A preferable approach—making “transitional demands,”—would focus on the current level of consciousness of workers and popular sectors, like the rising awareness of climate disruption’s impacts and costs, the frustration and grieving caused by the inept handling of the pandemic, sympathy with First Nations’ struggles, attention to growing crises of jobs and housing. In each of these areas, and probably more, we would put forward common sense “transitional demands” that capitalism cannot (not just will not, but cannot) accept, because doing so would disrupt its whole profit-based system.
As more and more people, who consider the transitional demand(s) reasonable and worth fighting for, but who come to realize capitalism cannot agree to these demands, cannot provide what survival requires for individuals, their families, our society, and the global biosphere, more and more of them will realize that their/our only choice is replacing capitalism with the democratic social and economic planning of socialism.

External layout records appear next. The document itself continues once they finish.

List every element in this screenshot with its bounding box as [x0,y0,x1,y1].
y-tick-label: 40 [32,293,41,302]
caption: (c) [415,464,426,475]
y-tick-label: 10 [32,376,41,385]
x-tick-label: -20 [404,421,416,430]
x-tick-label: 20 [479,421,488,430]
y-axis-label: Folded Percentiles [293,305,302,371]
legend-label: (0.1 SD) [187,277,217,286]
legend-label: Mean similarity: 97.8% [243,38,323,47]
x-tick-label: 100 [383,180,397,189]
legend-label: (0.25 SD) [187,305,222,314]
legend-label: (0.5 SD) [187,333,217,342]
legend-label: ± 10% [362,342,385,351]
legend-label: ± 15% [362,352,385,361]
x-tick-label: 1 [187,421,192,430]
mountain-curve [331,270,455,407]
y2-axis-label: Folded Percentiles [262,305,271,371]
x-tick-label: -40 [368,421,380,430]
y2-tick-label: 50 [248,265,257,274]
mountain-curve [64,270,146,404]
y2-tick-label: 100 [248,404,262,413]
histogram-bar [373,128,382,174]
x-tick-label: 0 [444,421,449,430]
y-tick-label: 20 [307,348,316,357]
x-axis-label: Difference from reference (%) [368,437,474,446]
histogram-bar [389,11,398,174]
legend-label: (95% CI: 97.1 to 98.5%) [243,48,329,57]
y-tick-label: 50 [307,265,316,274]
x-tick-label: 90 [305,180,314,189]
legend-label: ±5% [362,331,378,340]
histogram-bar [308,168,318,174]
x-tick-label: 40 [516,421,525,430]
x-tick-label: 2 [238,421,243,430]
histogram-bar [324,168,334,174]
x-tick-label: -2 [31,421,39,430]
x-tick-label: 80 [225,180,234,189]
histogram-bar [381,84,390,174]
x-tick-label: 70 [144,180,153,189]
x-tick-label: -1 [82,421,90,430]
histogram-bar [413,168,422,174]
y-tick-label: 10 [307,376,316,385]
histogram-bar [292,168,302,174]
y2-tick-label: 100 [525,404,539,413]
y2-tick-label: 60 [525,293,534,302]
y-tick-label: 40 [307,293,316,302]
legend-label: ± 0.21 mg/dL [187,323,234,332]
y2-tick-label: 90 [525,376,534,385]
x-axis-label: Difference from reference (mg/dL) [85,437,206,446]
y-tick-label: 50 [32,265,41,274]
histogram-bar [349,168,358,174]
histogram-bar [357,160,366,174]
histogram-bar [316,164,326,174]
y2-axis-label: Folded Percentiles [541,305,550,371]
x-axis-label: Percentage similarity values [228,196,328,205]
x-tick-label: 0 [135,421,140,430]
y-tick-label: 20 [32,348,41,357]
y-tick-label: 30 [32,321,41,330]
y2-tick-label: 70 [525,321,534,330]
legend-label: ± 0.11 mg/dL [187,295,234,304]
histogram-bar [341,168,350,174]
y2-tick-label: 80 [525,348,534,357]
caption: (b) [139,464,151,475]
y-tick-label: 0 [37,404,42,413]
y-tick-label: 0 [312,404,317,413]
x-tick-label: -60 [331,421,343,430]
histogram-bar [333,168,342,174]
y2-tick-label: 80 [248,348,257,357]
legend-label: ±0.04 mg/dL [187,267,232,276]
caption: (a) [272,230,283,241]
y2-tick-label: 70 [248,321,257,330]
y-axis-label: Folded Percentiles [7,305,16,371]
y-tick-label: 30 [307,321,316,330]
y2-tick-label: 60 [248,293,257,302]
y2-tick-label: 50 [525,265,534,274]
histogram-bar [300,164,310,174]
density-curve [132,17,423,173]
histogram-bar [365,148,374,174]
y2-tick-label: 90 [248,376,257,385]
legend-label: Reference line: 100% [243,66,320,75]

And the totally open and public “transitional goal” of making all these transitional demands would be for working people and our allies to take governmental power away from the capitalist puppet parties—thus posing the question of who rules in whose interests. Such a situation of dual power would inevitably lead to the deciding revolutionary contest.

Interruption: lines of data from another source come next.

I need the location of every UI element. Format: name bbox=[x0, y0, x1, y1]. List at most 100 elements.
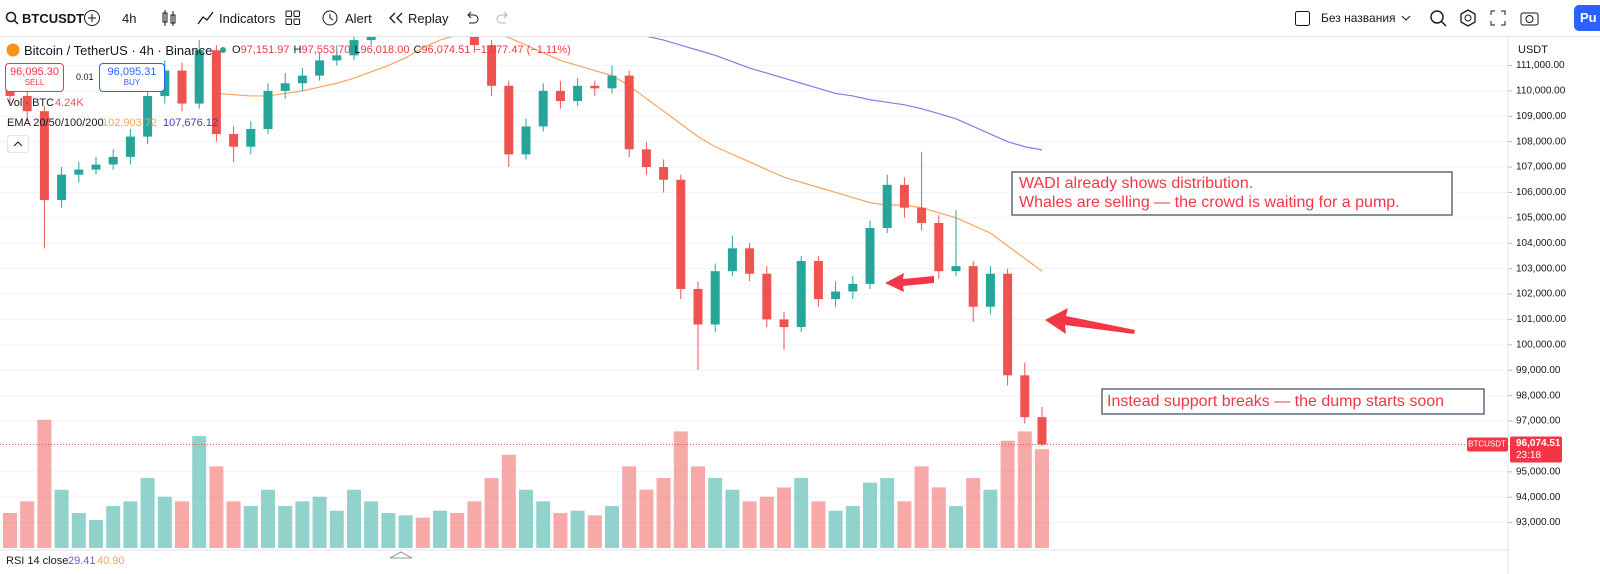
volume-bar bbox=[931, 487, 946, 548]
volume-bar bbox=[622, 466, 637, 548]
candle-body bbox=[366, 37, 376, 41]
collapse-legend[interactable] bbox=[7, 135, 29, 153]
quick-search-icon[interactable] bbox=[1429, 9, 1447, 27]
candle-body bbox=[57, 174, 67, 201]
layout-checkbox[interactable] bbox=[1295, 11, 1310, 26]
candle-body bbox=[125, 136, 135, 157]
volume-bar bbox=[742, 501, 757, 548]
candle-body bbox=[469, 37, 479, 46]
y-tick-label: 104,000.00 bbox=[1516, 238, 1566, 249]
alert-icon[interactable] bbox=[321, 9, 339, 27]
volume-bar bbox=[759, 496, 774, 548]
volume-bar bbox=[536, 501, 551, 548]
volume-bar bbox=[54, 489, 69, 548]
indicators-button[interactable]: Indicators bbox=[219, 11, 276, 26]
pane-resize-handle[interactable] bbox=[389, 551, 413, 559]
volume-bar bbox=[966, 478, 981, 548]
candle-body bbox=[229, 134, 239, 147]
y-tick-label: 107,000.00 bbox=[1516, 162, 1566, 173]
symbol-title: Bitcoin / TetherUS · 4h · Binance bbox=[24, 43, 213, 58]
chart-type-icon[interactable] bbox=[160, 9, 178, 27]
volume-bar bbox=[484, 478, 499, 548]
candle-body bbox=[555, 90, 565, 102]
volume-bar bbox=[3, 513, 17, 548]
undo-icon[interactable] bbox=[464, 11, 480, 25]
candle-body bbox=[246, 128, 256, 147]
redo-icon[interactable] bbox=[495, 11, 511, 25]
y-tick-label: 103,000.00 bbox=[1516, 263, 1566, 274]
sell-label: SELL bbox=[24, 78, 45, 87]
arrow[interactable] bbox=[1045, 308, 1135, 334]
y-tick-label: 105,000.00 bbox=[1516, 212, 1566, 223]
volume-bar bbox=[106, 506, 121, 548]
volume-bar bbox=[1035, 449, 1049, 548]
settings-icon[interactable] bbox=[1459, 9, 1477, 27]
volume-bar bbox=[20, 501, 35, 548]
compare-icon[interactable] bbox=[83, 9, 101, 27]
volume-bar bbox=[329, 510, 344, 548]
volume-bar bbox=[553, 513, 568, 548]
y-tick-label: 98,000.00 bbox=[1516, 390, 1561, 401]
volume-bar bbox=[192, 436, 207, 548]
ohlc-value: 96,074.51 bbox=[421, 44, 471, 56]
candle-body bbox=[624, 75, 634, 150]
volume-bar bbox=[656, 478, 671, 548]
symbol[interactable]: BTCUSDT bbox=[22, 11, 85, 26]
volume-bar bbox=[605, 506, 619, 548]
volume-bar bbox=[639, 489, 654, 548]
candle-body bbox=[39, 111, 49, 201]
volume-bar bbox=[777, 487, 791, 548]
alert-button[interactable]: Alert bbox=[345, 11, 372, 26]
volume-bar bbox=[175, 501, 189, 548]
fullscreen-icon[interactable] bbox=[1490, 10, 1506, 26]
candle-body bbox=[607, 75, 617, 89]
layout-name[interactable]: Без названия bbox=[1321, 11, 1396, 25]
layout-menu-chevron[interactable] bbox=[1401, 14, 1411, 22]
volume-bar bbox=[381, 513, 396, 548]
snapshot-icon[interactable] bbox=[1520, 9, 1539, 27]
sell-button[interactable]: 96,095.30 SELL bbox=[5, 63, 64, 92]
replay-icon[interactable] bbox=[388, 11, 404, 25]
search-icon[interactable] bbox=[5, 11, 19, 25]
candle-body bbox=[194, 50, 204, 104]
volume-bar bbox=[519, 489, 533, 548]
volume-bar bbox=[312, 496, 327, 548]
y-tick-label: 97,000.00 bbox=[1516, 416, 1561, 427]
y-tick-label: 108,000.00 bbox=[1516, 136, 1566, 147]
arrow[interactable] bbox=[885, 273, 934, 292]
templates-icon[interactable] bbox=[285, 10, 301, 26]
candle-body bbox=[882, 184, 892, 229]
symbol-tag-text: BTCUSDT bbox=[1468, 440, 1506, 449]
volume-bar bbox=[450, 513, 465, 548]
candle-body bbox=[693, 288, 703, 325]
replay-button[interactable]: Replay bbox=[408, 11, 449, 26]
buy-button[interactable]: 96,095.31 BUY bbox=[99, 63, 165, 92]
volume-bar bbox=[261, 489, 275, 548]
candle-body bbox=[1020, 375, 1030, 418]
ohlc-value: 97,151.97 bbox=[240, 44, 290, 56]
publish-button[interactable]: Pu bbox=[1574, 5, 1600, 31]
volume-bar bbox=[433, 510, 447, 548]
candle-body bbox=[108, 156, 118, 165]
interval[interactable]: 4h bbox=[122, 11, 137, 26]
candle-body bbox=[521, 126, 531, 155]
symbol-tag bbox=[1467, 437, 1508, 452]
annotation-text: Whales are selling — the crowd is waitin… bbox=[1019, 194, 1400, 211]
candle-body bbox=[813, 261, 823, 300]
volume-bar bbox=[673, 431, 688, 548]
ohlc-key: O bbox=[232, 44, 241, 56]
annotation-box[interactable] bbox=[1011, 171, 1453, 216]
candle-body bbox=[727, 248, 737, 272]
volume-value: 4.24K bbox=[55, 97, 84, 109]
annotation-box[interactable] bbox=[1101, 388, 1485, 415]
candle-body bbox=[796, 261, 806, 328]
market-status bbox=[220, 47, 226, 53]
indicators-icon[interactable] bbox=[197, 9, 215, 27]
volume-bar bbox=[209, 466, 224, 548]
volume-bar bbox=[897, 501, 912, 548]
volume-bar bbox=[226, 501, 241, 548]
volume-bar bbox=[71, 513, 86, 548]
candle-body bbox=[659, 167, 669, 180]
candle-body bbox=[710, 271, 720, 325]
ohlc-values: O97,151.97 H97,553.70 L96,018.00 C96,074.51… bbox=[232, 44, 571, 56]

So, what “transitional demands” should we emphasize (though this would also be a good question to put before the Green New Society groups, if they come into existence).
Undoubtedly, one urgent demand should be to nationalize the whole fossil fuel industry NOW—AND WIND IT DOWN.” Another would be to nationalize the banks and use their resources for financing a just green transition with well-paid jobs for all, while taking effective prevention and mitigation steps to counter the impacts of climate disruption. It would certainly be reasonable to demand that unceded territories of First Nations should be returned to those nations along with funds necessary to remediate the damages done by settler colonialism.
And just to spice up that discussion on another key point, how would we put forward these transitional demands in, say, the Canadian federal election heavily rumoured to be taking place within the next few weeks? Because, as noted already, common sense transitional demands are not in any mainstream party’s platform.
Traditional “critical support” for social democratic candidates is problematic for the same reason we don’t want to promote the “minimal program” of slowly improving reforms. But, as an alternative, we don’t yet have a mass ecosocialist party to run candidates and promote transitional demands on a scale that might make a difference.
Should we run one or a few candidates in select ridings with a “transitional platform” of demands that can attract attention and allow at least some voters to have an opportunity to cast a ballot for what is necessary? Should we hand out leaflets at other candidates’ events? Hold events of our own? Carry out Extinction Rebellion-type actions, hoping that media will give exposure to our ideas? What do you think?
Thanks for your attention, and thanks to Socialist Action for inviting the Vancouver Ecosocialists to speak today.
Note: Unfortunately, the last eight paragraphs of this speech were not delivered during the webinar, since I misjudged how much could be squeezed into 15 minutes, and I ran out of time.
- Gene
[Top photo: We are part of nature: hundreds of people died while a billion tidal sea creatures cooked in place.]